Back to the Drawing Board

The U.S. Supreme Court today upheld all but one of the changes made back in 2003 to Texas' congressional districting map.
By a 5-4 vote, the court said the 23rd District in Southwest Texas, represented by Republican Henry Bonilla, was unconstitutional because its design violated the rights of some Hispanic voters. Reshaping the district, a task that apparently now is assigned to federal court in Texas, would force a change in at least one other neighboring district.

But the high court ruling preserved the other districts in the Houston area and elsewhere that were created by the Texas Legislature in 2003. This includes a Dallas-area district whose constitutionality was challenged by black voters.
The "one other neighboring district" that will likely require changes is the 25th District, represented by Democrat Lloyd Doggett of Austin and which currently stretches from Austin to the Mexican border.
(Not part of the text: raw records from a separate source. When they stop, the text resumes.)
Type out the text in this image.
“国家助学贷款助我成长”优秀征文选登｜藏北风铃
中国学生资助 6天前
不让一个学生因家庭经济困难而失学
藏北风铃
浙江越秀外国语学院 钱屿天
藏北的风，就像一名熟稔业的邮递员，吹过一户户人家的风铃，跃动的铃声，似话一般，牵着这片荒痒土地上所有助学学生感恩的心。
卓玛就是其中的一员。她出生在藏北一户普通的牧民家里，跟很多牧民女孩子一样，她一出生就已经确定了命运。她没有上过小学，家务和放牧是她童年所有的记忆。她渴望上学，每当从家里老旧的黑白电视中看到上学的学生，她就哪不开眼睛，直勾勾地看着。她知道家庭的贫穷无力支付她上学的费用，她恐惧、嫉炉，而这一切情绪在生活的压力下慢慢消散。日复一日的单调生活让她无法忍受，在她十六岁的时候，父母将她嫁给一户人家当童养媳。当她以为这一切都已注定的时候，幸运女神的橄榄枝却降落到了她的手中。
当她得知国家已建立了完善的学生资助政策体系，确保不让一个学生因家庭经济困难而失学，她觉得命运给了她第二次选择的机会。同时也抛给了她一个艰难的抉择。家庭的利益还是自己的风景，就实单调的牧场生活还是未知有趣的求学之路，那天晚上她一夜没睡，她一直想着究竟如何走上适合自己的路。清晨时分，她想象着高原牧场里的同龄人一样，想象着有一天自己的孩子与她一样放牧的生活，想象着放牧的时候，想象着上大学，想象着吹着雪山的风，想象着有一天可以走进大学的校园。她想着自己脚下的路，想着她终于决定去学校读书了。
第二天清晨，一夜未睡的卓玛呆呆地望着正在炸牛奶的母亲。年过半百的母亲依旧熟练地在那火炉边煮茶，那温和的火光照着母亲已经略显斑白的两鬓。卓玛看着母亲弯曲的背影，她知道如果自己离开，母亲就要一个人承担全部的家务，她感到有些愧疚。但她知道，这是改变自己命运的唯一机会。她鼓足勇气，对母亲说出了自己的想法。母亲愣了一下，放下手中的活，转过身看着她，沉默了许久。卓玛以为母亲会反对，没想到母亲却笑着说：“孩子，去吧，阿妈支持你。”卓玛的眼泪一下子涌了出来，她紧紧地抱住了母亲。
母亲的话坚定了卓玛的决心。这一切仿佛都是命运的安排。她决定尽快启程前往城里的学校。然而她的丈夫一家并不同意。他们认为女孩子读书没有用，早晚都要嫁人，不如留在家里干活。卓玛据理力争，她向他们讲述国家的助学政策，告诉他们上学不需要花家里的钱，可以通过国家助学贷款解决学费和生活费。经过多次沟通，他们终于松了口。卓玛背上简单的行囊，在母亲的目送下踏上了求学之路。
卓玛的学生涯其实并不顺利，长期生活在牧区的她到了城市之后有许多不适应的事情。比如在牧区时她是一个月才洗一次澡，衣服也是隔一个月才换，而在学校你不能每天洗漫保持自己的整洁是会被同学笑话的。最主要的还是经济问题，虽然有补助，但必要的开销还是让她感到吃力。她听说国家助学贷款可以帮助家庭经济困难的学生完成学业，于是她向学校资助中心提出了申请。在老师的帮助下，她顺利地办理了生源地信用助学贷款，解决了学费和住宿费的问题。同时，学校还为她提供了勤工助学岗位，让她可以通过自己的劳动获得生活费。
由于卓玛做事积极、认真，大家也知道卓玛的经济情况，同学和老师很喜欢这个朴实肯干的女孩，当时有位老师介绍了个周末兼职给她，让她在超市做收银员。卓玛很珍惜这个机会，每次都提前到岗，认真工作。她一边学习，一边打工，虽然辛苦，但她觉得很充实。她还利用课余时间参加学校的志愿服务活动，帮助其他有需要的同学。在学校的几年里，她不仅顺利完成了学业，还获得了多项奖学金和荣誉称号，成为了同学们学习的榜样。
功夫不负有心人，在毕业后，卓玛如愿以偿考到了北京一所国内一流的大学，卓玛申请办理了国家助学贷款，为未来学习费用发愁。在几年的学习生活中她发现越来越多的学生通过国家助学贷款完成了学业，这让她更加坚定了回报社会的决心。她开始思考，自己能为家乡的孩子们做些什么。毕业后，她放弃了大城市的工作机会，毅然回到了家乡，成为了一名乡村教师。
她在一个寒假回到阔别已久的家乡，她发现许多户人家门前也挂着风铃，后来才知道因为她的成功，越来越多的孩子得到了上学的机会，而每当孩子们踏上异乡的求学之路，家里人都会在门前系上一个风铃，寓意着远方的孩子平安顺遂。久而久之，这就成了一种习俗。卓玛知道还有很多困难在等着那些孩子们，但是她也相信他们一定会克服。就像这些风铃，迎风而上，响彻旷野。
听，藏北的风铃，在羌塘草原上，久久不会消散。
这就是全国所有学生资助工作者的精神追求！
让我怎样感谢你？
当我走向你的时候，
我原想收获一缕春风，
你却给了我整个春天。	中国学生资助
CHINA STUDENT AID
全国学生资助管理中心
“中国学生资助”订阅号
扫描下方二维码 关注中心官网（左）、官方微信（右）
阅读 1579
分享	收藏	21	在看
I found it interesting that the Houston Chronicle and the Austin-American Statesman seemed to look at the court's decision in two very different lights, as reflected by their headlines:

Chronicle: Most of Texas' redistricting map upheld
Statesman: Supreme Court throws out part of Texas congressional map

Both papers seemed to agree on one point, though: that former House Majority Leader Tom DeLay was the evil engineer behind the malevolent redistricting act. The Austin reporter spent almost a quarter of his article on the charges against DeLay, and seemed almost gleeful in his subtle reminder that the redistricting move "indirectly led to [DeLay's] political demise."